If we substitute the equations for the stresses into the differential force balance of the previous post, we obtain $$\rho\frac{\partial ^2u}{\partial t^2}=(\lambda +2\mu)\frac{\partial}{\partial r}\left(\frac{1}{r^2}\frac{\partial(r^2u)}{\partial r}\right)$$or, equivalently, $$\rho\frac{\partial ^2\xi}{\partial t^2}=(\lambda +2\mu)r^2\frac{\partial}{\partial r}\left(\frac{1}{r^2}\frac{\partial\xi}{\partial r}\right)$$where ##\xi=r^2u##. At r = R, the boundary condition is $$\sigma_{rr}=\lambda\left(\frac{\partial u}{\partial r}+2\frac{u}{r}\right)+2\mu\frac{\partial u}{\partial r}=-P$$or, equivalently, $$(\lambda+2\mu)\frac{1}{r^2}\frac{\partial (r^2u)}{\partial r}-4\mu\frac{u}{r}=-P$$or$$(\lambda+2\mu)\frac{\partial \xi}{\partial r}-4\mu\frac{\xi}{R}=-PR^2$$
The boundary condition at large r is ##\xi=0##.
Initially the displacement is zero at all locations $$\xi(0,r)=0$$The initial velocity is also zero at all locations, except at the very boundary r = R (involving zero mass in the limit), where it is finite.

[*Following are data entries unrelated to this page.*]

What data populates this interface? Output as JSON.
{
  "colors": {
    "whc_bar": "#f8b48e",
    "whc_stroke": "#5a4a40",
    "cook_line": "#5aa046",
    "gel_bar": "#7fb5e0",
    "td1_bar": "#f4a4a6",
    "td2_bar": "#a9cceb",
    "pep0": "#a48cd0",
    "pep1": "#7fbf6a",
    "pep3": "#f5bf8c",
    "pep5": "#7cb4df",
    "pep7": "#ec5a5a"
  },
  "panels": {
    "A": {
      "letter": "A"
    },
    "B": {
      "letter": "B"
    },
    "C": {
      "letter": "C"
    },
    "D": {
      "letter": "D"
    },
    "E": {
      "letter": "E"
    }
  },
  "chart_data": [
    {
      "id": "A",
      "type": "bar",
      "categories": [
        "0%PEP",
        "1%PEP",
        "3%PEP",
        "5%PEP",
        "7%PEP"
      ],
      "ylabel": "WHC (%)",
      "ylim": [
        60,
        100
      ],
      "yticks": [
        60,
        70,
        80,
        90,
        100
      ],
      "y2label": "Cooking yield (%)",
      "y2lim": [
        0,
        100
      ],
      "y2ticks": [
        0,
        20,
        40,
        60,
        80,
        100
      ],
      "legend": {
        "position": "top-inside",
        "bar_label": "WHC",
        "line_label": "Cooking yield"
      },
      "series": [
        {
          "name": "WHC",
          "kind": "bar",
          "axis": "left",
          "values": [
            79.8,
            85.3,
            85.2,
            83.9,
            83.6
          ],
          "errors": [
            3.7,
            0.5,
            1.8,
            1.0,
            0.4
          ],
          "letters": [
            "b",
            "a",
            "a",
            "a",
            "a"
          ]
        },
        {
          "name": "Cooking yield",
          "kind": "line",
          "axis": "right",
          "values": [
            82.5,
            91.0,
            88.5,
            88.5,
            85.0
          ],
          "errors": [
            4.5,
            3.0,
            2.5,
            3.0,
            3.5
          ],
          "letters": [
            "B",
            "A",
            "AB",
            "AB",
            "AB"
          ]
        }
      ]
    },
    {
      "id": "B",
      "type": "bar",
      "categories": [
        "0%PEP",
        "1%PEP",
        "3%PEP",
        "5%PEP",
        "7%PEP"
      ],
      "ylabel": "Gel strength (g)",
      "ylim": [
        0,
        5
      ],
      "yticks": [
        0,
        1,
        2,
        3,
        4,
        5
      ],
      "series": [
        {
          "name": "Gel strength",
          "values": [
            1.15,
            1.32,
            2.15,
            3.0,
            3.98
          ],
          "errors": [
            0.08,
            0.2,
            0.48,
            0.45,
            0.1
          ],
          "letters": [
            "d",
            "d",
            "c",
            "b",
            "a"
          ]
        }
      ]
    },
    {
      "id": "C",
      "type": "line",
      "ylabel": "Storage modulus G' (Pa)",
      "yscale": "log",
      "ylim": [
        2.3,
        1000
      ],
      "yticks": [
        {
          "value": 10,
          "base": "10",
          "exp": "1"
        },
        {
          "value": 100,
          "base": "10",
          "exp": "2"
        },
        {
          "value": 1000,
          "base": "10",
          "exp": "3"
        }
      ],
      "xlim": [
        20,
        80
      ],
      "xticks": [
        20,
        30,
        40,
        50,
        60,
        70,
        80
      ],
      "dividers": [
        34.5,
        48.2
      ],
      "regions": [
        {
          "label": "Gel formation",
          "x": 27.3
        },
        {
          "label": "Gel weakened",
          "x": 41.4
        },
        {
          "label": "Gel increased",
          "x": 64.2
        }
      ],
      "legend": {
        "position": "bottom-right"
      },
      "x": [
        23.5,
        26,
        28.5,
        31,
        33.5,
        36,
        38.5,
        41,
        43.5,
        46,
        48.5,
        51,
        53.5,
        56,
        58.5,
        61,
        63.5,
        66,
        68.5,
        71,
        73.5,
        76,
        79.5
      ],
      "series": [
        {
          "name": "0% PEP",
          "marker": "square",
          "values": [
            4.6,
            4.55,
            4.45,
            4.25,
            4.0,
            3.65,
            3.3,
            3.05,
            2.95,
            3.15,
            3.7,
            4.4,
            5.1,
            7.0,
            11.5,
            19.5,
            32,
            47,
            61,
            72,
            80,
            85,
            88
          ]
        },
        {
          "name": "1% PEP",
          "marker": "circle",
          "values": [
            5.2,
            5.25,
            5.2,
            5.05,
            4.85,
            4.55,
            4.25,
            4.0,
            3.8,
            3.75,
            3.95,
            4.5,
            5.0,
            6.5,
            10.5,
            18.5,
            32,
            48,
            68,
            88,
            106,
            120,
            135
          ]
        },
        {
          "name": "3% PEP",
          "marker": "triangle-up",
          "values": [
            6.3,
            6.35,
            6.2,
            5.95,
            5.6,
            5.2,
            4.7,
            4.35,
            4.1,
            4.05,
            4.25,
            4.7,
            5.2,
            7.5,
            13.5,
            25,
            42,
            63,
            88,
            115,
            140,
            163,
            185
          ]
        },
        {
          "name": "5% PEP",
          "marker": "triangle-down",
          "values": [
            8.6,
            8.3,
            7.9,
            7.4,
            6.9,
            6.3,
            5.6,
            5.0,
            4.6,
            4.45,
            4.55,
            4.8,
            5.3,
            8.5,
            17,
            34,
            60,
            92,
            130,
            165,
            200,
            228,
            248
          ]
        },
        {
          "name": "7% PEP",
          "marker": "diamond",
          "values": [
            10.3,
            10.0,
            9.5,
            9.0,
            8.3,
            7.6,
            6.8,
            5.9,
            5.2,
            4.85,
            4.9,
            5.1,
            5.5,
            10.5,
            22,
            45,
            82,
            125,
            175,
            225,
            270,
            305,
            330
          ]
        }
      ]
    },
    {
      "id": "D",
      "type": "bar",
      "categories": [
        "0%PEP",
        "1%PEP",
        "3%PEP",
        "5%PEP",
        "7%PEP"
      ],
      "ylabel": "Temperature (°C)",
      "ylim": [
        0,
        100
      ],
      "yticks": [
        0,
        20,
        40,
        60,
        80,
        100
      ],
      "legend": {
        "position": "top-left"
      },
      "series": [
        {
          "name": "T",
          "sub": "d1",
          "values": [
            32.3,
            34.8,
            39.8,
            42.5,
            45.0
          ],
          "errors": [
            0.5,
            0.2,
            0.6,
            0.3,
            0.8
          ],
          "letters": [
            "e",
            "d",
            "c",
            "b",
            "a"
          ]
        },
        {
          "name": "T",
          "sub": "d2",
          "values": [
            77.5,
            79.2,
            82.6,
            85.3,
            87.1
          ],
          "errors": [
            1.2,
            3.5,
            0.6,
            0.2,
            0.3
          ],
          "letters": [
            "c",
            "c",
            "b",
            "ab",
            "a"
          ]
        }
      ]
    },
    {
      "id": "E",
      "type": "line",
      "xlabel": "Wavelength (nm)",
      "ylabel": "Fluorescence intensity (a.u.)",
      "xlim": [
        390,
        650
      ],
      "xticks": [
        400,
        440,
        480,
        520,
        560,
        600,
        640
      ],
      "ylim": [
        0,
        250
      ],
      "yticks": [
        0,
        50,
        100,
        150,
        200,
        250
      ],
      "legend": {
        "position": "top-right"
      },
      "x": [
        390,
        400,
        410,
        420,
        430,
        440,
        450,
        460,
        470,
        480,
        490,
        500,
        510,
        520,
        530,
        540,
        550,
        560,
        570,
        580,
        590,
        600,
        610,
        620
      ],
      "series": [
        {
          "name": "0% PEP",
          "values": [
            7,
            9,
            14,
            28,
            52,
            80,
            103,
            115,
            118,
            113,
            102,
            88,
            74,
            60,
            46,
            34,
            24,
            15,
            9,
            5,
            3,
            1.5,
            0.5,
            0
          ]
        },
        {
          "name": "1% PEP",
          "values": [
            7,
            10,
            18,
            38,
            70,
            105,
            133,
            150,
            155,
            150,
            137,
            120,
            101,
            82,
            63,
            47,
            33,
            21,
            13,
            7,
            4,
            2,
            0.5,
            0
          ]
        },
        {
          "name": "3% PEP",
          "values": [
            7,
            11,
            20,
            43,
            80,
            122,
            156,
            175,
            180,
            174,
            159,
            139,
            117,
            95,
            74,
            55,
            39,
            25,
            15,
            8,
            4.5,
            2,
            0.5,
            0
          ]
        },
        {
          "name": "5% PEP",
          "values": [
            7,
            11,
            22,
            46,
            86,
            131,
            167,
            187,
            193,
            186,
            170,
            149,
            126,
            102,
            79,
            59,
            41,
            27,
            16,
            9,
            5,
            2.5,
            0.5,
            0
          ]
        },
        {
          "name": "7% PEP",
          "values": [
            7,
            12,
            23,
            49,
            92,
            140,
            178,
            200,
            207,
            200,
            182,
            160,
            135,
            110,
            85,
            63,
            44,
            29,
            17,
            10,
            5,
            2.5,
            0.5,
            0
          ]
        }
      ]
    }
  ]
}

From the solution for a sudden force applied to the end of a rod (at short times, the compression wave is very close to the boundary in our system, so that spherical curvature can be neglected at short times), we find that, for our case, $$\left(\frac{du}{dt}\right)_{t=0,r=R}=\frac{P}{\sqrt{\rho(\lambda+2\mu)}}$$or, equivalently, $$\left(\frac{d\xi}{dt}\right)_{t=0,r=R}=\frac{PR^2}{\sqrt{\rho(\lambda+2\mu)}}$$
This completes the formulation of the linearly elastic model equations for a suddenly pressurized spherical cavity.